Kültür dediğimiz şey, aynaya bir göz atmadığı sürece kendini zor geliştirir. Bu da onu okuyanların ve şekillendirenlerin katkılarıyla mümkün olmuştur daima, bir de bu katkıların değerlendirilip arşivlenmesiyle… En kaba tabirle söz uçar, yazı kalır.
Bu yazı serimizde müzik üstüne düşünüp yazan, duyduklarımıza yön vererek arşivlik statüye erişmiş dergilerin hikayesine yer veriyoruz. Matbaa arzı ile talebinin azaldığı şu günlerde kimisi hala bir şekilde aktif, kimisi sahaflarda ve raflarımızda güzelce yıllanıyor. Seksenli ve doksanlı yılların güzide dergilerinden Stüdyo İmge, ikinci kategoriye giren inanılmaz değerli bir kaynak.
1980 darbesi sonrası dönemde birçok müziksever için çöldeki vahaydı Stüdyo İmge. Kimileri için internetin yaşama tesir etmediği bir dönemde egzotik yabancı gruplar keşfetmenin sayılı yollarından biriydi. Kapağına genişçe ya da ucundan taşıdıkları isimler arasında David Bowie, The Sex Pistols, Faith No More, Jethro Tull, Nick Cave, Siouxsie & The Banshees bulunuyordu.
Levent Erseven‘in kurucu önderliğinde bir araya gelen Stüdyo İmge, aynı zamanda Halil Turhanlı ve Murat Beşer gibi sektöre hakim yazarların vizyonuyla genişlemiş, hem döneminin sanatçıları ve albümlerine, hem de önceki dönemlere dair değerli kritik yazıları kaleme alarak yerli müzik okuyucusunun ufkunu genişletmişti.

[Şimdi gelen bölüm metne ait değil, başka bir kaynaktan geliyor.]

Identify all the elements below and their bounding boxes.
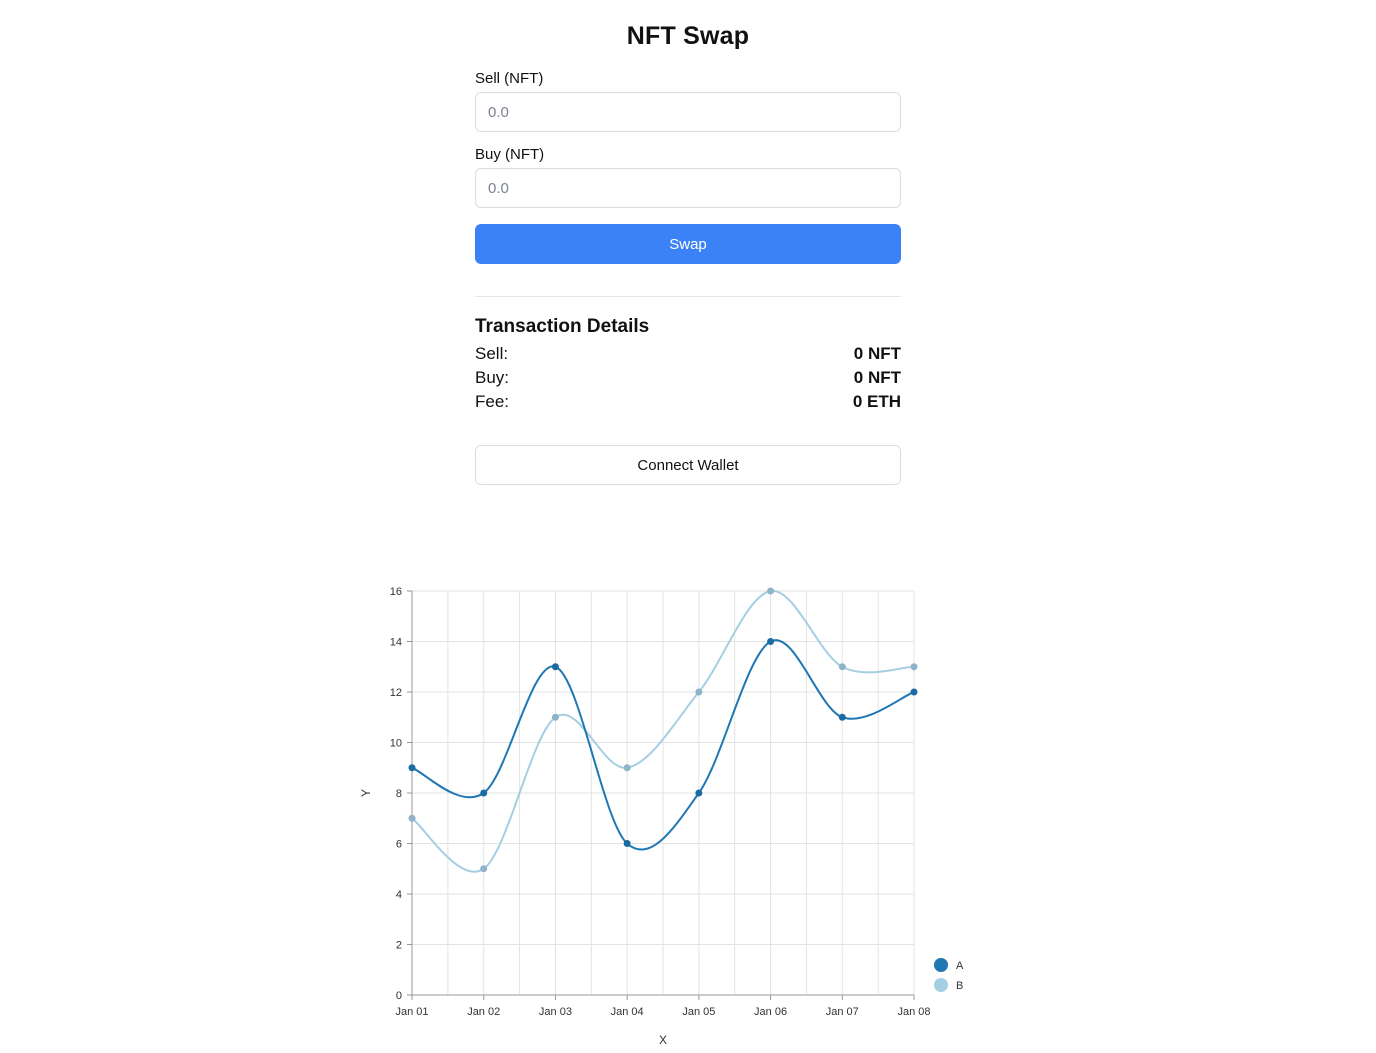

İlkin küçük -ve doğrusu sayfaları biraz kolay dağılan- bir ebatta basılan Stüdyo İmge, bir aranın ardından 1992 Haziran’ında Guns n’ Roses kapaklı sayısıyla daha kaliteli kağıtlarda ve ebat büyütmüş olarak yeniden doğdu. Bu şekilde neredeyse 20 ay daha yoluna devam edecekti dergi, bu esnada güncel müzik haberlerine, müziğin tarihine dair analizlere ve çok daha fazlasına yer verecekti.
Sadece müzisyenlere yönelik bilgilere değil, müziğin kendisine ilişkin teknik içeriğe de Stüdyo İmge sayfalarında rahatlıkla rastlayabilirdiniz. Kramp şarkısı “Sen ve Ben”i çalmanıza yardımcı olacak bir nota kağıdı da olabilirdi bu, iyi bir pikabı veya hoparlörü satın almaya yönelik tanıtıcı içerikler de, farklı gitar modellerine ilişkin bir karşılaştırma yazısı da. Sizi sadece müzik dinlemeye değil, müzik üretmeye veya üretime dair fikir sahibi olmaya aktif biçimde teşvik eden sayılı dergilerdendi Stüdyo İmge.
Stüdyo İmge Yayınları adı altında, çoğu bir gruba ait şarkı sözleri toplaması formatında kitaplar da basmıştı dergi kadrosu. Mevzubahis şarkı sözleri kitap serisinin ele aldığı bazı grup ve sanatçılar arasında Pink Floyd, AC/DC, Yes, Eminem bulunuyordu. Ayrıca Hunter S. Thompson‘ın Las Vegas’ta Korku ve Nefret‘i ile Irvine Welsh‘in Porno‘su gibi oldukça “rock’n roll” romanları da Türkçeye çevirmişlerdi.
Müziğin geçmişini, bugününü ve geleceğini irdelerken meseleyi bu kadar geniş kapsamlı biçimde ele alabilmek şüphesiz her otoritenin harcı değil, ancak Stüdyo İmge ömrü boyunca gelişen altyapısıyla bunu başardı. Günümüzde derginin her sayısına ulaşmak o kadar kolay olmasa da sahaf sitelerine şöyle bir göz atmak, verimli sonuçlar getirebiliyor. Arşivci bir tutkusu olan kimse Stüdyo İmge’yi ıskalamamalı.